KUALA LUMPUR - There was no bad intention involved in the distribution of "guidelines" during a seminar on how to spot lesbian, gay, bisexual and transgender (LGBT) tendencies in children, said Yayasan Guru Malaysia Bhd.
The organisation's event coordinator Hasnul Hadi Abdullah Sani said the seminar, during which the guidelines were given out, was supposed to be an "awareness programme for parents and teachers on the LGBT issue".
"We never meant any harm. There was no bad intention (when we organised the seminar).
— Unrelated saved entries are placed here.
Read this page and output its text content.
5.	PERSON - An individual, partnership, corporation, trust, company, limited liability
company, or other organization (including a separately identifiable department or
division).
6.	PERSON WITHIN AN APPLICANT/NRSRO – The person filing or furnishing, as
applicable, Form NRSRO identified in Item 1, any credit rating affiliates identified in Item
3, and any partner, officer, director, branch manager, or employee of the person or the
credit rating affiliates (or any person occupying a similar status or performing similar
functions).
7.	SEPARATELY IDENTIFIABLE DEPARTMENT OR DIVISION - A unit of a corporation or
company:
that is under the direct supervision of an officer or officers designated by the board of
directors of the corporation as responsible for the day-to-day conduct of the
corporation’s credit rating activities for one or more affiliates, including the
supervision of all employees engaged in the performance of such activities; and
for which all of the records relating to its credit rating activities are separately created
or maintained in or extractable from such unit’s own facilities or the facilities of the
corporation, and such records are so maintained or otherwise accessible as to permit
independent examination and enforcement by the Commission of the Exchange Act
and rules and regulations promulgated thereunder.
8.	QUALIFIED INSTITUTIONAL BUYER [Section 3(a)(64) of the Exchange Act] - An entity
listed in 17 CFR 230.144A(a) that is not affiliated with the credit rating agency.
We were just doing this for the good of society and the nation," he said when contacted here yesterday.
Denying that the leaflets distributed during the event were "guidelines", Hasnul Hadi said these merely offered definitions of what made up LGBT and suggestions on how to cope with the "LGBT problem".
He was responding to criticisms levelled against the organisation and the Putrajaya Consultative Council of Parent-Teacher Associations for distributing the brochures during the seminar in Penang last Thursday.
According to the leaflet, LGBT tendencies could be spotted among boys wearing tight-fitting V-neck T-shirts and carrying large sling bags, and girls who enjoy the company of their own gender.
Although the Education Ministry had denied endorsing it, the list of supposed LGBT traits sparked negative reaction among social media users and drew the attention of foreign news agencies.
Malaysian Consultative Council of Buddhism, Christianity, Hinduism, Sikhism and Taoism vice-president Rev Dr Thomas Philips said he was happy that the ministry did not approve of such purported guidelines.
"While different religions have their own views on the matter, it is wrong to categorise people in such a way," he said, adding that the list presented a wrong image of others.
"We need to recognise that there are people who have different sexual orientations. Religious leaders should look into helping these people and move forward," Rev Thomas said.